For FortiGate to steer traffic using SD-WAN rules, two foundational elements must be in place: available WAN paths (underlay links) and firewall policies that allow traffic to reach the SD-WAN interface.
Underlay links (Option B) are mandatory because SD-WAN operates by selecting among multiple WAN transports (for example, broadband, MPLS, LTE, or IPsec tunnels). These links are configured as SD-WAN members and form the physical or logical paths over which traffic can be steered. Without underlay links, SD-WAN has no paths to evaluate or select.
Firewall policies (Option E) are also mandatory because FortiGate only processes and forwards traffic that is explicitly permitted by a firewall policy. When SD-WAN is enabled, firewall policies must reference the SD-WAN interface or SD-WAN zone as the outgoing interface. If no such policy exists, traffic will not be forwarded and SD-WAN rules will never be evaluated.

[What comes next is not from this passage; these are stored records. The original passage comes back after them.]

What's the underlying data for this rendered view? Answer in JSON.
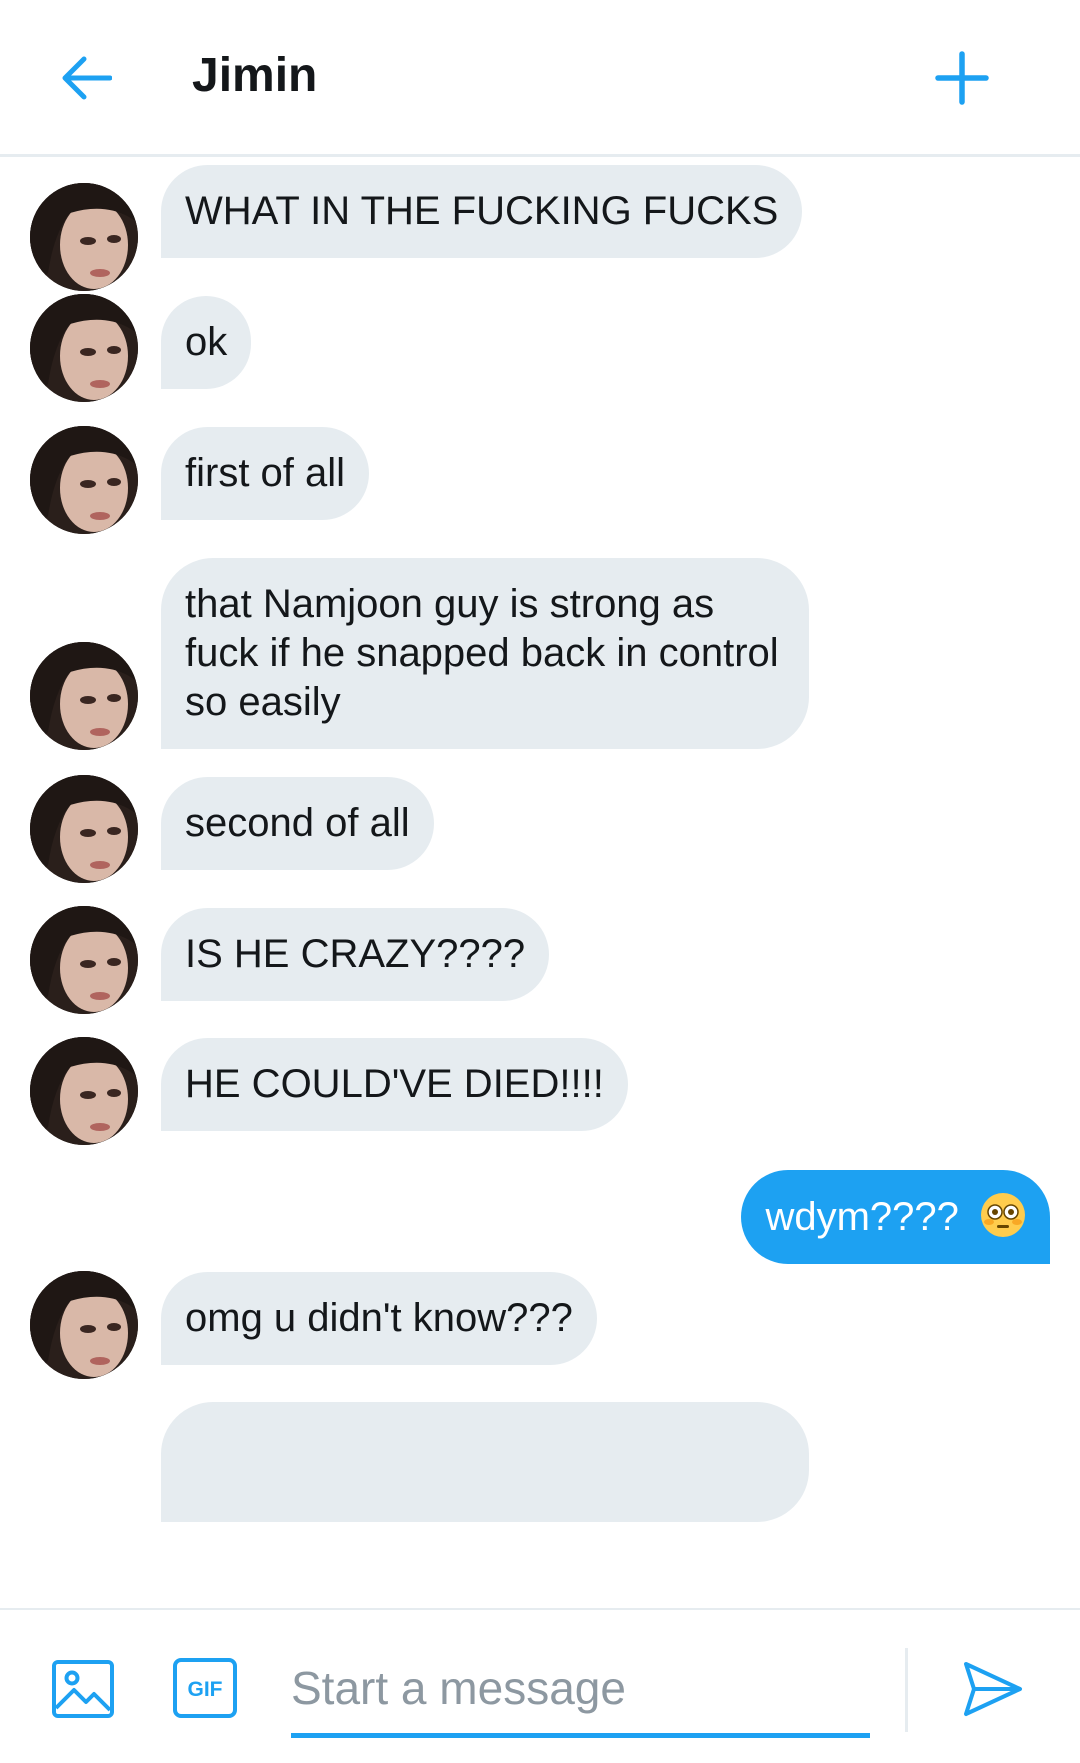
{
  "header": {
    "title": "Jimin",
    "back_icon": "arrow-left-icon",
    "new_icon": "plus-icon"
  },
  "colors": {
    "accent": "#1da1f2",
    "incoming_bubble": "#e6ecf0",
    "text": "#14171a",
    "placeholder": "#8d98a1",
    "divider": "#e6ecf0"
  },
  "messages": [
    {
      "direction": "incoming",
      "text": "WHAT IN THE FUCKING FUCKS"
    },
    {
      "direction": "incoming",
      "text": "ok"
    },
    {
      "direction": "incoming",
      "text": "first of all"
    },
    {
      "direction": "incoming",
      "text": "that Namjoon guy is strong as fuck if he snapped back in control so easily"
    },
    {
      "direction": "incoming",
      "text": "second of all"
    },
    {
      "direction": "incoming",
      "text": "IS HE CRAZY????"
    },
    {
      "direction": "incoming",
      "text": "HE COULD'VE DIED!!!!"
    },
    {
      "direction": "outgoing",
      "text": "wdym????",
      "emoji": "flushed-face-emoji"
    },
    {
      "direction": "incoming",
      "text": "omg u didn't know???"
    }
  ],
  "composer": {
    "placeholder": "Start a message",
    "value": "",
    "media_icon": "image-icon",
    "gif_label": "GIF",
    "send_icon": "send-icon"
  }
}
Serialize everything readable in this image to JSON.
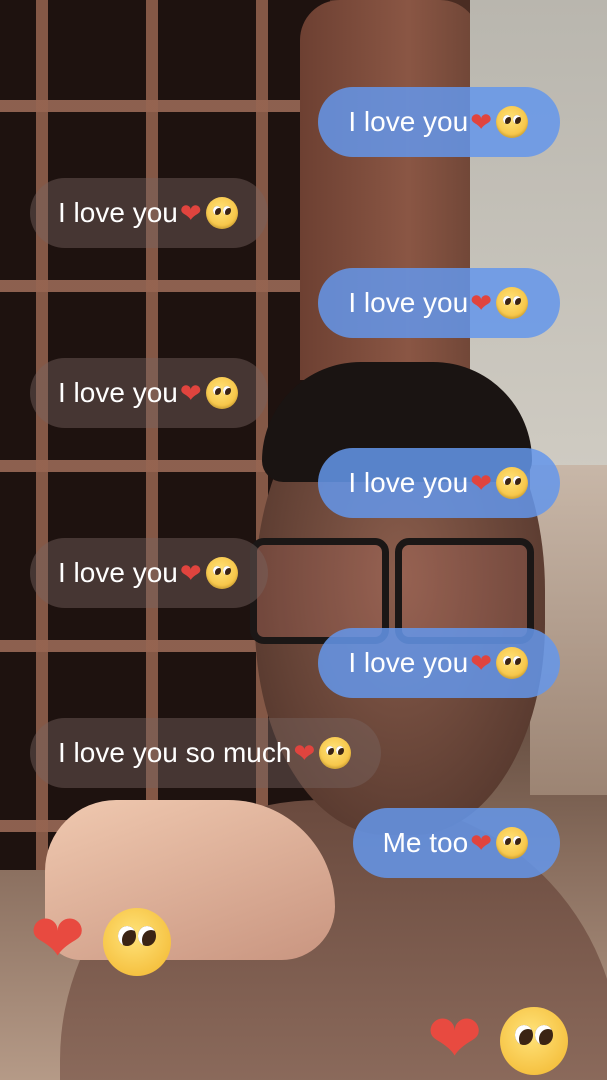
{
  "messages": [
    {
      "side": "sent",
      "text": "I love you"
    },
    {
      "side": "received",
      "text": "I love you"
    },
    {
      "side": "sent",
      "text": "I love you"
    },
    {
      "side": "received",
      "text": "I love you"
    },
    {
      "side": "sent",
      "text": "I love you"
    },
    {
      "side": "received",
      "text": "I love you"
    },
    {
      "side": "sent",
      "text": "I love you"
    },
    {
      "side": "received",
      "text": "I love you so much"
    },
    {
      "side": "sent",
      "text": "Me too"
    }
  ],
  "emoji": {
    "heart": "❤",
    "pleading_face_icon": "pleading-face",
    "heart_color": "#e0443e"
  },
  "colors": {
    "sent_bubble": "#6496eb",
    "received_bubble": "#786460"
  }
}
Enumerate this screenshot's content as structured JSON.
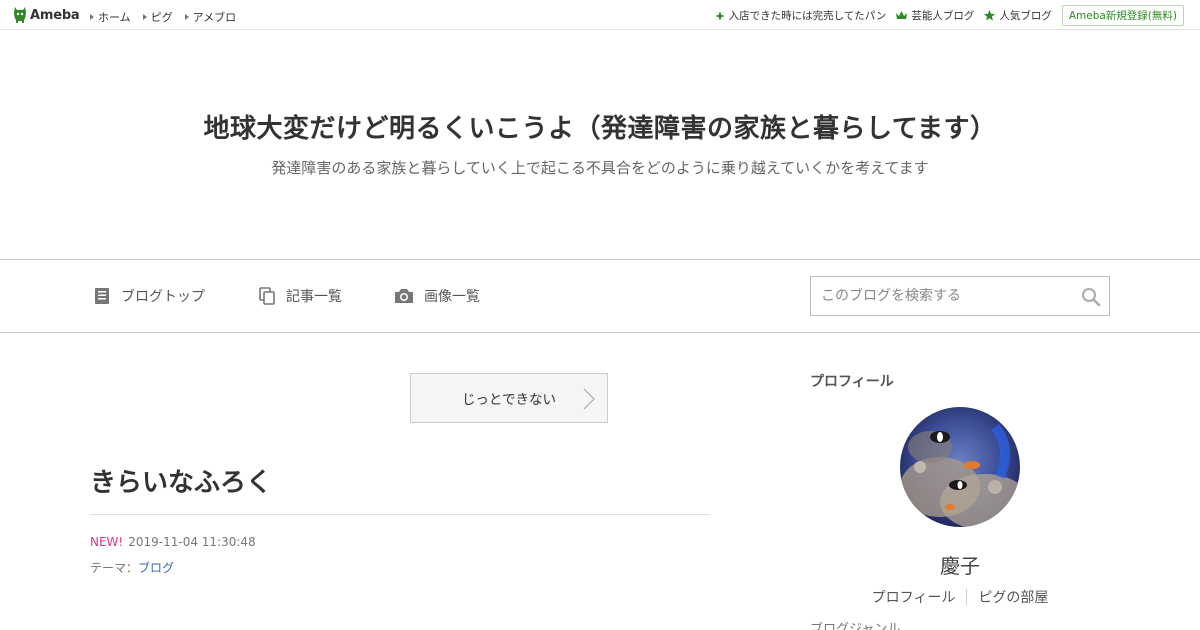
{
  "topbar": {
    "logo_text": "Ameba",
    "nav": [
      "ホーム",
      "ピグ",
      "アメブロ"
    ],
    "links": [
      {
        "label": "入店できた時には完売してたパン",
        "icon": "sparkle-icon"
      },
      {
        "label": "芸能人ブログ",
        "icon": "crown-icon"
      },
      {
        "label": "人気ブログ",
        "icon": "star-icon"
      }
    ],
    "register_label": "Ameba新規登録(無料)"
  },
  "header": {
    "title": "地球大変だけど明るくいこうよ（発達障害の家族と暮らしてます）",
    "description": "発達障害のある家族と暮らしていく上で起こる不具合をどのように乗り越えていくかを考えてます"
  },
  "nav": {
    "blog_top": "ブログトップ",
    "articles": "記事一覧",
    "images": "画像一覧",
    "search_placeholder": "このブログを検索する"
  },
  "main": {
    "pager_label": "じっとできない",
    "entry_title": "きらいなふろく",
    "new_badge": "NEW!",
    "timestamp": "2019-11-04 11:30:48",
    "theme_label": "テーマ：",
    "theme_value": "ブログ"
  },
  "sidebar": {
    "profile_heading": "プロフィール",
    "name": "慶子",
    "profile_link": "プロフィール",
    "pigg_link": "ピグの部屋",
    "next_heading": "ブログジャンル"
  },
  "colors": {
    "accent_green": "#2f8a25",
    "new_pink": "#e0368c",
    "link_blue": "#3366b8"
  }
}
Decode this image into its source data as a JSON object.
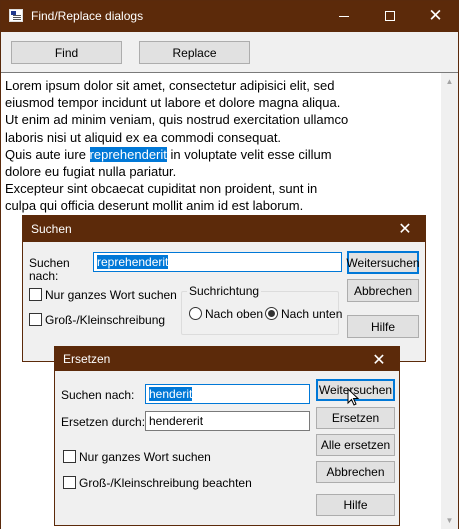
{
  "window": {
    "title": "Find/Replace dialogs"
  },
  "toolbar": {
    "find_label": "Find",
    "replace_label": "Replace"
  },
  "text": {
    "lines": [
      [
        "Lorem ipsum dolor sit amet, consectetur adipisici elit, sed",
        "",
        ""
      ],
      [
        "eiusmod tempor incidunt ut labore et dolore magna aliqua.",
        "",
        ""
      ],
      [
        "Ut enim ad minim veniam, quis nostrud exercitation ullamco",
        "",
        ""
      ],
      [
        "laboris nisi ut aliquid ex ea commodi consequat.",
        "",
        ""
      ],
      [
        "Quis aute iure ",
        "reprehenderit",
        " in voluptate velit esse cillum"
      ],
      [
        "dolore eu fugiat nulla pariatur.",
        "",
        ""
      ],
      [
        "Excepteur sint obcaecat cupiditat non proident, sunt in",
        "",
        ""
      ],
      [
        "culpa qui officia deserunt mollit anim id est laborum.",
        "",
        ""
      ]
    ]
  },
  "find_dialog": {
    "title": "Suchen",
    "search_label": "Suchen\nnach:",
    "search_value": "reprehenderit",
    "whole_word_label": "Nur ganzes Wort suchen",
    "match_case_label": "Groß-/Kleinschreibung",
    "direction_label": "Suchrichtung",
    "up_label": "Nach oben",
    "down_label": "Nach unten",
    "direction_selected": "down",
    "find_next_label": "Weitersuchen",
    "cancel_label": "Abbrechen",
    "help_label": "Hilfe"
  },
  "replace_dialog": {
    "title": "Ersetzen",
    "search_label": "Suchen nach:",
    "search_value": "henderit",
    "replace_label": "Ersetzen durch:",
    "replace_value": "hendererit",
    "whole_word_label": "Nur ganzes Wort suchen",
    "match_case_label": "Groß-/Kleinschreibung beachten",
    "find_next_label": "Weitersuchen",
    "replace_button_label": "Ersetzen",
    "replace_all_label": "Alle ersetzen",
    "cancel_label": "Abbrechen",
    "help_label": "Hilfe"
  },
  "colors": {
    "titlebar": "#5c2a0a",
    "selection": "#0078d7"
  }
}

Why the other options are incorrect:
Security profiles (Option A) are optional and relate to inspection, not SD-WAN steering.
Overlay links (Option C) are used in specific designs such as ADVPN or hub-and-spoke overlays, but SD-WAN can steer traffic without overlays (for example, DIA-only designs).
Traffic shaping (Option D) is not required for SD-WAN decision-making; it is an optional optimization feature.
Therefore, the two required features that must be configured before FortiGate can steer traffic according to SD-WAN rules are underlay links and firewall policies, which correspond to B and E.